Reviews
Poetry: Large and Small
North Flight by Lynne Wycherley
(Shoestring Press, £8.95)
Available from www.shoestringpress.co.uk
Lynne Wycherley’s North Flight is her second collection and there is an echo in its title of her previous book, At the Edge of Light. Light is again very much in evidence all the way through North Flight, hard-edged, clean, sharp, northern light; light from a variety of locations falling on a variety of different things. Usually, when I read in reviews about poems that ‘take us on a journey’ I let out a little groan and move wearily on; other people’s travel notes or diary entries from personal spiritual odysseys are, in my experience, rarely gripping. But these poems do follow a genuinely engaging and compelling path. From the Fens to Orkney, Shetland and eventually to Iceland, landscape and place are evoked with vivid precision. I feel as if can comment with some vague authority about the Iceland poems, because Iceland is somewhere I’ve actually been. This is from the opening poem of the Iceland sequence, ‘Truants’:
Night never happened. A white wind
blew from west to east. Keflavik
to Langanes, thieving our sleep.
That effectively captures for me the never-quite-getting-dark quality of the Icelandic summer. But it’s the ‘white wind’ that’s surprising and accurate, and I like the way the tempo is slowed and made to sound a little sleep-deprived by the long ‘ee’ sounds in ‘thieving our sleep’
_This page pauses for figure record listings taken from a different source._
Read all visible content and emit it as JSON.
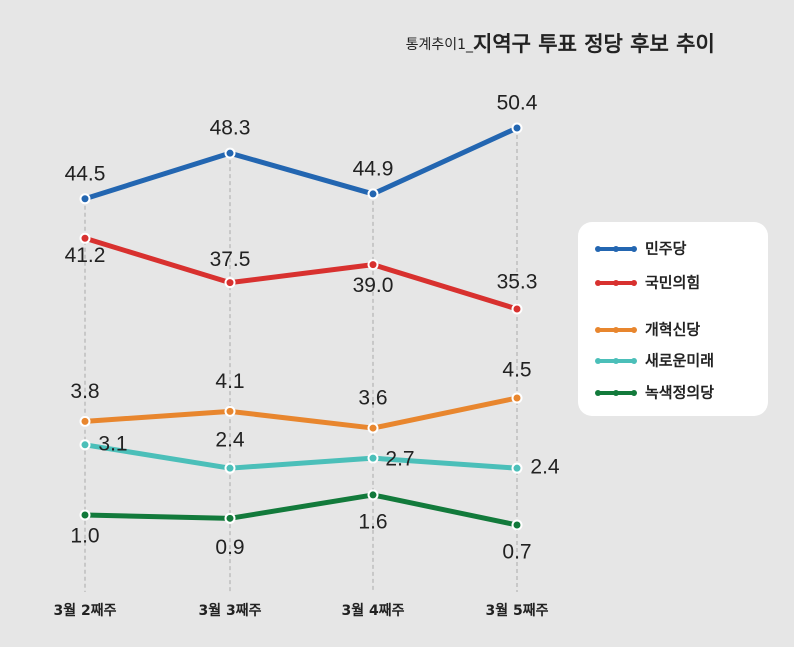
{
  "chart_data": {
    "type": "line",
    "subtitle": "통계추이1_",
    "title": "지역구 투표 정당 후보 추이",
    "categories": [
      "3월 2째주",
      "3월 3째주",
      "3월 4째주",
      "3월 5째주"
    ],
    "series": [
      {
        "name": "민주당",
        "color": "#2366b1",
        "values": [
          44.5,
          48.3,
          44.9,
          50.4
        ]
      },
      {
        "name": "국민의힘",
        "color": "#d8312f",
        "values": [
          41.2,
          37.5,
          39.0,
          35.3
        ],
        "value_labels": [
          "41.2",
          "37.5",
          "39.0",
          "35.3"
        ]
      },
      {
        "name": "개혁신당",
        "color": "#e8862e",
        "values": [
          3.8,
          4.1,
          3.6,
          4.5
        ]
      },
      {
        "name": "새로운미래",
        "color": "#4bbfb9",
        "values": [
          3.1,
          2.4,
          2.7,
          2.4
        ]
      },
      {
        "name": "녹색정의당",
        "color": "#127a3b",
        "values": [
          1.0,
          0.9,
          1.6,
          0.7
        ],
        "value_labels": [
          "1.0",
          "0.9",
          "1.6",
          "0.7"
        ]
      }
    ]
  }
}
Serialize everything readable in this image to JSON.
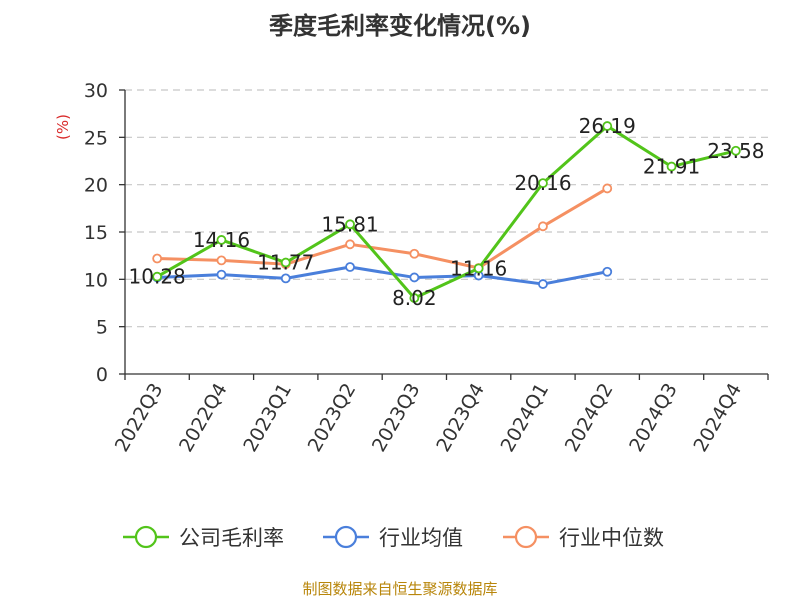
{
  "chart_data": {
    "type": "line",
    "title": "季度毛利率变化情况(%)",
    "ylabel": "(%)",
    "xlabel": "",
    "ylim": [
      0,
      30
    ],
    "yticks": [
      0,
      5,
      10,
      15,
      20,
      25,
      30
    ],
    "grid": true,
    "legend_position": "bottom",
    "categories": [
      "2022Q3",
      "2022Q4",
      "2023Q1",
      "2023Q2",
      "2023Q3",
      "2023Q4",
      "2024Q1",
      "2024Q2",
      "2024Q3",
      "2024Q4"
    ],
    "series": [
      {
        "name": "公司毛利率",
        "color": "#52c41a",
        "values": [
          10.28,
          14.16,
          11.77,
          15.81,
          8.02,
          11.16,
          20.16,
          26.19,
          21.91,
          23.58
        ],
        "show_labels": true
      },
      {
        "name": "行业均值",
        "color": "#4a7fdb",
        "values": [
          10.2,
          10.5,
          10.1,
          11.3,
          10.2,
          10.4,
          9.5,
          10.8,
          null,
          null
        ],
        "show_labels": false
      },
      {
        "name": "行业中位数",
        "color": "#f59062",
        "values": [
          12.2,
          12.0,
          11.6,
          13.7,
          12.7,
          11.2,
          15.6,
          19.6,
          null,
          null
        ],
        "show_labels": false
      }
    ]
  },
  "footer": {
    "source": "制图数据来自恒生聚源数据库"
  }
}
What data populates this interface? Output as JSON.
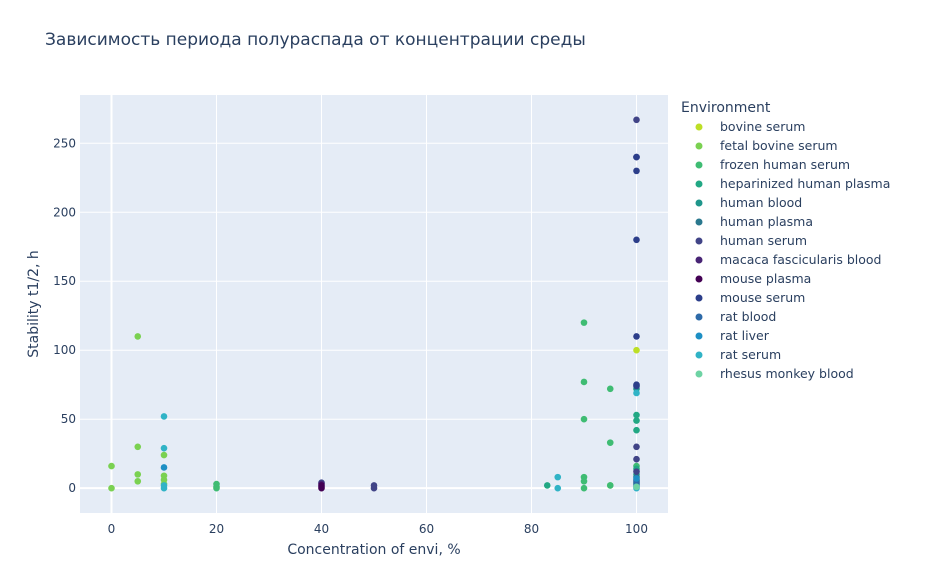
{
  "chart_data": {
    "type": "scatter",
    "title": "Зависимость периода полураспада от концентрации среды",
    "xlabel": "Concentration of envi, %",
    "ylabel": "Stability t1/2, h",
    "xlim": [
      -6,
      106
    ],
    "ylim": [
      -18,
      285
    ],
    "xticks": [
      0,
      20,
      40,
      60,
      80,
      100
    ],
    "yticks": [
      0,
      50,
      100,
      150,
      200,
      250
    ],
    "grid": true,
    "legend_title": "Environment",
    "legend_position": "right",
    "series": [
      {
        "name": "bovine serum",
        "color": "#bddf26",
        "points": [
          [
            100,
            100
          ]
        ]
      },
      {
        "name": "fetal bovine serum",
        "color": "#7ad151",
        "points": [
          [
            0,
            16
          ],
          [
            0,
            0
          ],
          [
            5,
            110
          ],
          [
            5,
            30
          ],
          [
            5,
            10
          ],
          [
            5,
            5
          ],
          [
            10,
            24
          ],
          [
            10,
            9
          ],
          [
            10,
            6
          ],
          [
            10,
            3
          ],
          [
            95,
            2
          ]
        ]
      },
      {
        "name": "frozen human serum",
        "color": "#3fbc73",
        "points": [
          [
            20,
            3
          ],
          [
            20,
            1
          ],
          [
            20,
            0
          ],
          [
            90,
            120
          ],
          [
            90,
            77
          ],
          [
            90,
            50
          ],
          [
            90,
            8
          ],
          [
            90,
            5
          ],
          [
            90,
            0
          ],
          [
            95,
            72
          ],
          [
            95,
            33
          ],
          [
            95,
            2
          ],
          [
            100,
            16
          ]
        ]
      },
      {
        "name": "heparinized human plasma",
        "color": "#22a884",
        "points": [
          [
            83,
            2
          ],
          [
            100,
            53
          ],
          [
            100,
            49
          ],
          [
            100,
            42
          ],
          [
            100,
            14
          ],
          [
            100,
            10
          ]
        ]
      },
      {
        "name": "human blood",
        "color": "#1f968b",
        "points": [
          [
            100,
            72
          ],
          [
            100,
            3
          ]
        ]
      },
      {
        "name": "human plasma",
        "color": "#2a788e",
        "points": [
          [
            100,
            8
          ],
          [
            100,
            4
          ]
        ]
      },
      {
        "name": "human serum",
        "color": "#414487",
        "points": [
          [
            40,
            4
          ],
          [
            50,
            2
          ],
          [
            50,
            0
          ],
          [
            100,
            267
          ],
          [
            100,
            240
          ],
          [
            100,
            30
          ],
          [
            100,
            21
          ],
          [
            100,
            12
          ],
          [
            100,
            6
          ]
        ]
      },
      {
        "name": "macaca fascicularis blood",
        "color": "#482475",
        "points": [
          [
            40,
            3
          ],
          [
            40,
            1
          ]
        ]
      },
      {
        "name": "mouse plasma",
        "color": "#440154",
        "points": [
          [
            40,
            2
          ],
          [
            40,
            0
          ]
        ]
      },
      {
        "name": "mouse serum",
        "color": "#2c3e8a",
        "points": [
          [
            100,
            240
          ],
          [
            100,
            230
          ],
          [
            100,
            180
          ],
          [
            100,
            110
          ],
          [
            100,
            75
          ],
          [
            100,
            74
          ]
        ]
      },
      {
        "name": "rat blood",
        "color": "#2d6aa8",
        "points": [
          [
            100,
            5
          ],
          [
            100,
            2
          ]
        ]
      },
      {
        "name": "rat liver",
        "color": "#1d8fc4",
        "points": [
          [
            10,
            15
          ],
          [
            100,
            7
          ],
          [
            100,
            1
          ]
        ]
      },
      {
        "name": "rat serum",
        "color": "#30b3c6",
        "points": [
          [
            10,
            52
          ],
          [
            10,
            29
          ],
          [
            10,
            2
          ],
          [
            10,
            0
          ],
          [
            85,
            8
          ],
          [
            85,
            0
          ],
          [
            100,
            69
          ],
          [
            100,
            0
          ]
        ]
      },
      {
        "name": "rhesus monkey blood",
        "color": "#6ed3a4",
        "points": [
          [
            100,
            1
          ]
        ]
      }
    ]
  }
}
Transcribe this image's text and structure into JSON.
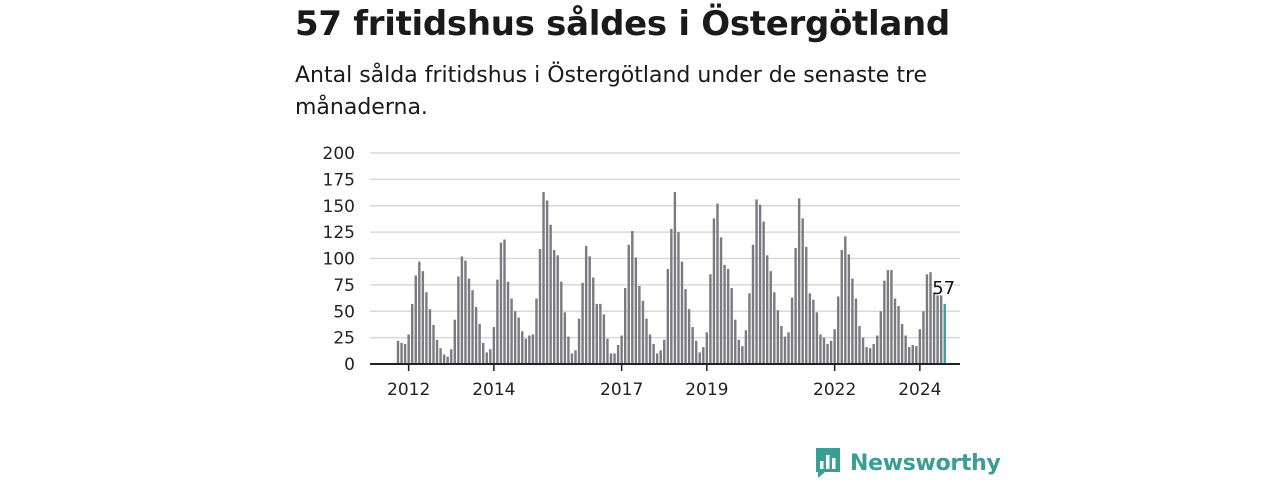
{
  "title": "57 fritidshus såldes i Östergötland",
  "subtitle": "Antal sålda fritidshus i Östergötland under de senaste tre månaderna.",
  "brand": {
    "name": "Newsworthy",
    "logo_icon": "bar-chart-speech-bubble-icon"
  },
  "colors": {
    "bar": "#7a7a80",
    "highlight": "#3a9e97",
    "grid": "#d9d9d9",
    "axis": "#222222"
  },
  "chart_data": {
    "type": "bar",
    "title": "57 fritidshus såldes i Östergötland",
    "subtitle": "Antal sålda fritidshus i Östergötland under de senaste tre månaderna.",
    "xlabel": "",
    "ylabel": "",
    "ylim": [
      0,
      200
    ],
    "yticks": [
      "0",
      "25",
      "50",
      "75",
      "100",
      "125",
      "150",
      "175",
      "200"
    ],
    "xticks": [
      {
        "label": "2012",
        "index": 3
      },
      {
        "label": "2014",
        "index": 27
      },
      {
        "label": "2017",
        "index": 63
      },
      {
        "label": "2019",
        "index": 87
      },
      {
        "label": "2022",
        "index": 123
      },
      {
        "label": "2024",
        "index": 147
      }
    ],
    "grid": true,
    "highlight_last": true,
    "last_value_label": "57",
    "values": [
      22,
      20,
      19,
      28,
      57,
      84,
      97,
      88,
      68,
      52,
      37,
      23,
      15,
      9,
      7,
      14,
      42,
      83,
      102,
      98,
      81,
      70,
      54,
      38,
      20,
      11,
      14,
      35,
      80,
      115,
      118,
      78,
      62,
      50,
      44,
      31,
      24,
      27,
      28,
      62,
      109,
      163,
      155,
      132,
      108,
      103,
      78,
      49,
      26,
      10,
      13,
      43,
      77,
      112,
      102,
      82,
      57,
      57,
      47,
      24,
      10,
      10,
      18,
      27,
      72,
      113,
      126,
      101,
      74,
      60,
      43,
      28,
      19,
      10,
      13,
      23,
      90,
      128,
      163,
      125,
      97,
      71,
      52,
      35,
      22,
      11,
      16,
      30,
      85,
      138,
      152,
      120,
      94,
      90,
      72,
      42,
      23,
      17,
      32,
      67,
      113,
      156,
      151,
      135,
      103,
      88,
      68,
      51,
      36,
      26,
      30,
      63,
      110,
      157,
      138,
      111,
      67,
      61,
      49,
      28,
      25,
      19,
      22,
      33,
      64,
      108,
      121,
      104,
      81,
      62,
      36,
      25,
      16,
      15,
      19,
      27,
      50,
      79,
      89,
      89,
      62,
      55,
      38,
      27,
      16,
      18,
      17,
      33,
      50,
      85,
      87,
      67,
      65,
      65,
      57
    ]
  }
}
And this is from ‘Service Station’, a little later in the sequence:
Behind you the shield mountain
hardens its heaven,
palagonite revetted with ice.
You get hints here of the alliterative Anglo-Saxon verse tradition that rings through many of these poems. North Flight has an insistent, percussive music that could, under less confident language-handling hands, get a bit … well … boring, I suppose. But it’s never allowed to pall or overwhelm the subject matter. Poems about place and time and distance all done with a keen eye, a steady hand and a thinking heart: if that’s what you like in your poetry then North Flight could be for you.